Altri ceppi di Salmonella sono stati rilevati in prodotti della stessa marca, il che suggerisce che più di una fonte di contaminazione potrebbe essere coinvolta. Le autorità per la sicurezza alimentare dei paesi interessati hanno implementato misure di controllo, tra cui il ritiro e il richiamo dei prodotti coinvolti, che ridurranno la probabilità di nuove infezioni legate a questa epidemia.
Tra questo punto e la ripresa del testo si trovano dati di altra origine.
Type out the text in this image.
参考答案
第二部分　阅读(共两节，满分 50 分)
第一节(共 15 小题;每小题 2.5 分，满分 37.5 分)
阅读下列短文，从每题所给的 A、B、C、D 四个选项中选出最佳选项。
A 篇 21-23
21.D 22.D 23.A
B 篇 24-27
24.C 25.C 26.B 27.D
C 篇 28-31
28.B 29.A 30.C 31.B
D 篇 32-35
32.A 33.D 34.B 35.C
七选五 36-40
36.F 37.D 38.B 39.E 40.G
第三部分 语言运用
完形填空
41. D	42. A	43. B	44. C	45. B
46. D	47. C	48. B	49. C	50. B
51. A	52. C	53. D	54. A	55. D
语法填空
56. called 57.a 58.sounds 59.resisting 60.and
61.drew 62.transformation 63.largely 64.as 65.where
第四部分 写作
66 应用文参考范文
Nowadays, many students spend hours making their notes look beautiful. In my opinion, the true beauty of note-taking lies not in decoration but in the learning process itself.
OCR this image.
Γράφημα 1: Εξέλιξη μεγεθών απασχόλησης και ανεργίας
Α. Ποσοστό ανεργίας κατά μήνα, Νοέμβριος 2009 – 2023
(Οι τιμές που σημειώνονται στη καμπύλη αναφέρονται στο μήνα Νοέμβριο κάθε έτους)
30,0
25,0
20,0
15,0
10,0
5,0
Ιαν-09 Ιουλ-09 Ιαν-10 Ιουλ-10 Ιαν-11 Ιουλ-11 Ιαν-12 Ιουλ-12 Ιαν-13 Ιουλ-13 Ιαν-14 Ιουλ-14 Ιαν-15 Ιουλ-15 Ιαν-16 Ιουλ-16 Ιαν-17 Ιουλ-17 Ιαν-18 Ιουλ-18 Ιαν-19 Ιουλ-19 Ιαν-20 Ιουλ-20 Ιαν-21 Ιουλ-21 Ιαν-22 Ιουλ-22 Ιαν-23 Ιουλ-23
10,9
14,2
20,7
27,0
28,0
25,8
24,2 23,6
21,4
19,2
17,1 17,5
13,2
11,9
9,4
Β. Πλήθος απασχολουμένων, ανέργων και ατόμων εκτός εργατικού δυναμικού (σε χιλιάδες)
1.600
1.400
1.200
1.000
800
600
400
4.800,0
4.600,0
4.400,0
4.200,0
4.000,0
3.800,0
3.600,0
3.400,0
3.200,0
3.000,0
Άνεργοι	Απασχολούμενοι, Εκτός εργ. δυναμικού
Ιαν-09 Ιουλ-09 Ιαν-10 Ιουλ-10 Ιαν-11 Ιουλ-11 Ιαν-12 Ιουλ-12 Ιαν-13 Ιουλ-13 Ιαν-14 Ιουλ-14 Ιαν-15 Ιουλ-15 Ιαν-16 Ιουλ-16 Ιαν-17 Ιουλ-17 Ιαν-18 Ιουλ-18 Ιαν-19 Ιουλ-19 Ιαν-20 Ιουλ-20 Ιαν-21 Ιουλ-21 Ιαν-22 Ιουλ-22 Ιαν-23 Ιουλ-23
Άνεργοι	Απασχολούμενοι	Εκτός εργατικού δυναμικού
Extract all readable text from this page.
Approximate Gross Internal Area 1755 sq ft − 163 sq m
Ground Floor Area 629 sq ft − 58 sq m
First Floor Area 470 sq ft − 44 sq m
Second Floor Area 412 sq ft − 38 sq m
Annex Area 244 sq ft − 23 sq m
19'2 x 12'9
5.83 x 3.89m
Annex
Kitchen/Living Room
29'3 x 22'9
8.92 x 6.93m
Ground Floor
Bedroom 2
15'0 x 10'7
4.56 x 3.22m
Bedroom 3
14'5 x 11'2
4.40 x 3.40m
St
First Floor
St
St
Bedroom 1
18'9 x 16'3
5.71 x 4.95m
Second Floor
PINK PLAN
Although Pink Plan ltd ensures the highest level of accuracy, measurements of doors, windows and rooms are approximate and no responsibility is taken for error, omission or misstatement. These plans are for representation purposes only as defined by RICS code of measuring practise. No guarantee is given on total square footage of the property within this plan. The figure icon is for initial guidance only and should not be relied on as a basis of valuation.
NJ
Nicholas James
Tuttavia, la causa principale e il punto (o i punti) di contaminazione non sono ancora stati stabiliti, sottolinea l’Efsa. È quindi probabile che si verifichino ulteriori casi, soprattutto perché questi prodotti hanno una lunga durata di conservazione e possono rimanere nelle cucine domestiche per periodi prolungati.